Pic 1 Canadians with Hearing Disability - Statistics Canada, (2019)
According to Statistics Canada, over 1.3 million or 5% of Canadians aged 15 years and over have a hearing disability, which shows that there are many potential audiences for this topic.
However, what have been done is far from enough. Most music platforms haven’t paid enough attention to the inclusiveness for hearing-impaired users. And the common existing way to help them listen to music is specially-made hearing aids, but it is too expensive for most people to afford, and doesn’t work well in live music performance.
- Lack of understanding of the d/Deaf and hard of hearing individuals’ preferences
- Lack of research focusing on the perceptual and cognitive perspectives of translating music into multi-sensory format (some ways translating music into other senses like visual displays may be inaccurate and confusing for the audiences)
- Little research has specifically addressed the question of how to optimise the musical experience for the d/Deaf and hard of hearing (Nanayakkara et al. ,2013)
Music is important physically, emotionally, intellectually, socially, and spiritually for everyone (Petress, 2005) and hearing impairment can prevent people from enjoying music, but the question of how to optimize the d/Deaf and hard of hearing individuals’ musical experience didn’t aroused enough attention.

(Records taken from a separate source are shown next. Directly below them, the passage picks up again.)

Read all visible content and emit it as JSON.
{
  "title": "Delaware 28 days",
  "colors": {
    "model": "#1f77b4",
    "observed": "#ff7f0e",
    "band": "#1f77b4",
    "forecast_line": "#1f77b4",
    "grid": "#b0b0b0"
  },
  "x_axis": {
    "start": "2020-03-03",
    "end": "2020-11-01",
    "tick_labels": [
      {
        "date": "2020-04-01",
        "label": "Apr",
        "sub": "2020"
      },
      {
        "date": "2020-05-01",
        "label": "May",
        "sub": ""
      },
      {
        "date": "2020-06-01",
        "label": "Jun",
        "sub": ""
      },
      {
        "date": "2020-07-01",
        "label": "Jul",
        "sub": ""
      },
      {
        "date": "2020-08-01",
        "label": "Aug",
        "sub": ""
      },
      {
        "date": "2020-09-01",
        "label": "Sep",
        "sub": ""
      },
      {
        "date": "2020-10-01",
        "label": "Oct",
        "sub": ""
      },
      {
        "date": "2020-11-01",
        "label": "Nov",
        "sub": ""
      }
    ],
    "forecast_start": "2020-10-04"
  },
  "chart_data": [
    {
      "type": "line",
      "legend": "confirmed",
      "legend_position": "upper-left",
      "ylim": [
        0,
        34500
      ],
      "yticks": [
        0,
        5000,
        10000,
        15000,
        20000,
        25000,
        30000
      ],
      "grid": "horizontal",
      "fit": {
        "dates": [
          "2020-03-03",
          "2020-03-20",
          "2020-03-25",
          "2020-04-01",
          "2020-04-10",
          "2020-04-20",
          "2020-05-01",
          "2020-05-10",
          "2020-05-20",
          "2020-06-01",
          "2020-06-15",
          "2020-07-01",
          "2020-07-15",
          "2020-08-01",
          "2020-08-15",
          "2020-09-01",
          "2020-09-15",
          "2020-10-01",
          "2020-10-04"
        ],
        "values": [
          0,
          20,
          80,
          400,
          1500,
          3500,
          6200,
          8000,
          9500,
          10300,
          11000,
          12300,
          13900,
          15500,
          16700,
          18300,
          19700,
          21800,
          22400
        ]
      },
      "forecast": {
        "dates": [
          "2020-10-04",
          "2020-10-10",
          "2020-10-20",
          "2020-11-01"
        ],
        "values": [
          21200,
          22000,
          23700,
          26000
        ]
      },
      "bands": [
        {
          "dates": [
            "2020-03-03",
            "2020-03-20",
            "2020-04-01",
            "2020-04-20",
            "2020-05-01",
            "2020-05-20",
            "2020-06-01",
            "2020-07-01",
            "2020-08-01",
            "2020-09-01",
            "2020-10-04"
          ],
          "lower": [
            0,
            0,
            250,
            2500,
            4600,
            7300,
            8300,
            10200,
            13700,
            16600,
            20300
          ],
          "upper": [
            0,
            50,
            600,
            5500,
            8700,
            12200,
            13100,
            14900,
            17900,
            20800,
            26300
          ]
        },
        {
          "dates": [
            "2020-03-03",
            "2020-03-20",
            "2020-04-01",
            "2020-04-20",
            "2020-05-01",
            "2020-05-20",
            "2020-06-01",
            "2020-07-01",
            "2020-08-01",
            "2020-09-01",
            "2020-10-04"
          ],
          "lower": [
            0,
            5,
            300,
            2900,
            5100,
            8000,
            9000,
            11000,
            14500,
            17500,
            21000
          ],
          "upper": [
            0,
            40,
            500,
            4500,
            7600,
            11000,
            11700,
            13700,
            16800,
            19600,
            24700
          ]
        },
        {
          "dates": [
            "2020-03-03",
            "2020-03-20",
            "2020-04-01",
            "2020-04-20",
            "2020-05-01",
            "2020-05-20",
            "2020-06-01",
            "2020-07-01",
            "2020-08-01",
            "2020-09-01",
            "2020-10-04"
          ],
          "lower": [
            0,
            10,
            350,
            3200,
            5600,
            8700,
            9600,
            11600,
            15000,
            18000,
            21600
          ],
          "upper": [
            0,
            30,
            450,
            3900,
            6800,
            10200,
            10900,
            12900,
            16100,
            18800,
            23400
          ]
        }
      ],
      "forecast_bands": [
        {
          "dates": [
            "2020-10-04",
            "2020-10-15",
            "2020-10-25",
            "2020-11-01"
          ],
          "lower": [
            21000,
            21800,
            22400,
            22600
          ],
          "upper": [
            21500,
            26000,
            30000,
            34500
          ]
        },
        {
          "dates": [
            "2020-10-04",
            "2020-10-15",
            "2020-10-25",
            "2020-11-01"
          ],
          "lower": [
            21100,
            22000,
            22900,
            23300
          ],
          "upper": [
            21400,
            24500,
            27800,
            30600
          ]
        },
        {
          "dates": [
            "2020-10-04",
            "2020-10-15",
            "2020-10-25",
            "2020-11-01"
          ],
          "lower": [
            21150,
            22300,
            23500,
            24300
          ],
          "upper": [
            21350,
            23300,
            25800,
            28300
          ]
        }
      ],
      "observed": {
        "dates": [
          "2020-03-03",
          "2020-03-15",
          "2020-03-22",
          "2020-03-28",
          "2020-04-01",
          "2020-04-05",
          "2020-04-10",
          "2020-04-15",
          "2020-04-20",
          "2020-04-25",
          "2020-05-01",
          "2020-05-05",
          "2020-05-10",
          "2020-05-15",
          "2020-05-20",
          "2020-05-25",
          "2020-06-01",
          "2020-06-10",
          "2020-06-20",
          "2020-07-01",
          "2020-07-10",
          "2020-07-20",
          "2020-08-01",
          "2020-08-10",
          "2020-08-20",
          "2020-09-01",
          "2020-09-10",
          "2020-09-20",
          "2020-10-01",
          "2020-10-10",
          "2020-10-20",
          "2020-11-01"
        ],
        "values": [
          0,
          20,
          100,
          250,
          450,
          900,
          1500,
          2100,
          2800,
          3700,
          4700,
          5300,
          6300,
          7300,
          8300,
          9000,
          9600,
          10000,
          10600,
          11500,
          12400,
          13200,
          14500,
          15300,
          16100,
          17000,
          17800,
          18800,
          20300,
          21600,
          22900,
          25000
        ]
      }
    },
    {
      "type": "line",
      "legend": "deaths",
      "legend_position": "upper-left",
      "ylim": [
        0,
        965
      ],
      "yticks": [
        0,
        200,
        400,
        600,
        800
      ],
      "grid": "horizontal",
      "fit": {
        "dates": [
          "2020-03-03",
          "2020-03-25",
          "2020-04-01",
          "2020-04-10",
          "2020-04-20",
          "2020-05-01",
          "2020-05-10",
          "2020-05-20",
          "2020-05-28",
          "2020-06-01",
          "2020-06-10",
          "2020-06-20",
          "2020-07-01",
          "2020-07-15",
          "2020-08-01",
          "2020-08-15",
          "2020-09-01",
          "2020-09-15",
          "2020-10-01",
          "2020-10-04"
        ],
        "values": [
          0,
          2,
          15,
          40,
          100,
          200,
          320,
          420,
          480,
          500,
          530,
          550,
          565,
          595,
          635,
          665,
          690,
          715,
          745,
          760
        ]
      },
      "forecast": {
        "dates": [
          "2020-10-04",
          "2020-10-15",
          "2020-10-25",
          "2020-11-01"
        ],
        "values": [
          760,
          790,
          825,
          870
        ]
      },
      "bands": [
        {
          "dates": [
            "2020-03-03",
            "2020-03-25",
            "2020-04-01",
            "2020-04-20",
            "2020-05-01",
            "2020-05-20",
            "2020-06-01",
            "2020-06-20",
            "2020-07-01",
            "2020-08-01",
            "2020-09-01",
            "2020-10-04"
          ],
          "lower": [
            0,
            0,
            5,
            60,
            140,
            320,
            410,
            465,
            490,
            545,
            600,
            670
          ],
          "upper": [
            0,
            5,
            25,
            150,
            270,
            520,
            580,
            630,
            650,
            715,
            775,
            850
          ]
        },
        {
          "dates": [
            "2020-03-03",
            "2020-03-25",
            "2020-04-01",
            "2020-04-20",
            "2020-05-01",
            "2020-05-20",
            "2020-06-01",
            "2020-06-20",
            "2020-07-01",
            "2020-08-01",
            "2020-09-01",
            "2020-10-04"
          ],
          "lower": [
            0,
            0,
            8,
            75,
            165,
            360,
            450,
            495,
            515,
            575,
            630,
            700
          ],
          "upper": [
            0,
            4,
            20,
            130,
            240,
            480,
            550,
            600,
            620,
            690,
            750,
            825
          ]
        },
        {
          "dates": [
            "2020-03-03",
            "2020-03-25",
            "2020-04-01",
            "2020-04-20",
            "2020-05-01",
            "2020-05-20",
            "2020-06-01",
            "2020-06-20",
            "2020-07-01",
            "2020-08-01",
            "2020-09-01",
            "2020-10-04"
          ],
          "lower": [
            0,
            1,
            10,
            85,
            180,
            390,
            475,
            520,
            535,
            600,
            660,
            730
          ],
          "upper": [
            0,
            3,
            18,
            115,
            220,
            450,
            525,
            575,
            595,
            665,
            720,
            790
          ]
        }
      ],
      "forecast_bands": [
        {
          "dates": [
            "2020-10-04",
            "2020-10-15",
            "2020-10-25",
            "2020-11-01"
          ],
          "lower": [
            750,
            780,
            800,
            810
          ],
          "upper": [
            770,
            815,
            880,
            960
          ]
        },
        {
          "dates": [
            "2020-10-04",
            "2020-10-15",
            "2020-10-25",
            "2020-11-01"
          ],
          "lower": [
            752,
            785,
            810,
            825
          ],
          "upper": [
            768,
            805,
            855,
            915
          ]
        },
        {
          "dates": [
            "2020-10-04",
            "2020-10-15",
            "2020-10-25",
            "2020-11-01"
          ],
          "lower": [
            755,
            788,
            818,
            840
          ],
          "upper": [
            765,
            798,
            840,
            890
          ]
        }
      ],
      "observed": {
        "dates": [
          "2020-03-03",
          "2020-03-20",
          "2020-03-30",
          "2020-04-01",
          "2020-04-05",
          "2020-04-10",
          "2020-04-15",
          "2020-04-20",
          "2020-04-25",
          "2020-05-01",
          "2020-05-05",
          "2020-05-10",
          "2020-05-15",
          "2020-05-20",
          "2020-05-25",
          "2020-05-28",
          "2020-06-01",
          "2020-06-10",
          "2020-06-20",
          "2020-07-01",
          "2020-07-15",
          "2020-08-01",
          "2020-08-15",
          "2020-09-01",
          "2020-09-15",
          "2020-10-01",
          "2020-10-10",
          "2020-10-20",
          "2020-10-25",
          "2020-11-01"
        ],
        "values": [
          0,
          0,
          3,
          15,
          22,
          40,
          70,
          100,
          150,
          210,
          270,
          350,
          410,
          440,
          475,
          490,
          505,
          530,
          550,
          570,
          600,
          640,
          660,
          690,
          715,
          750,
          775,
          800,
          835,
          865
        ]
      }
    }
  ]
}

Watkins, C. S. (2017). The deaf perspective: A content analysis study to determine deaf and hard-of-hearing individuals’ perceptions and attitudes towards music (Order No. 10641127). Available from ProQuest Dissertations & Theses Global. (2018301500). Retrieved from http://myaccess.library.utoronto.ca/login?url=https://search-proquest-com.myaccess.library.utoronto.ca/docview/2018301500?accountid=14771
Statistics Canada (2019). Canadians with a Hearing Disability. Statistics Canada Catalogue no. 11-627-M. Ottawa. Version updated May 2019. Ottawa. Retrieved from https://www150.statcan.gc.ca/n1/pub/11-627-m/11-627-m2019025-eng.htm
Nanayakkara, S., Wyse, L., Ong, S. H., & Taylor, E. (2013). Enhancing Musical Experience for the Hearing-Impaired Using Visual and Haptic Displays. Human-Computer Interaction, 28(2), 115–160. https://doi.org/10.1080/07370024.2012.697006
Petress, K. (2005). The Importance of Music Education. Education, 126(1).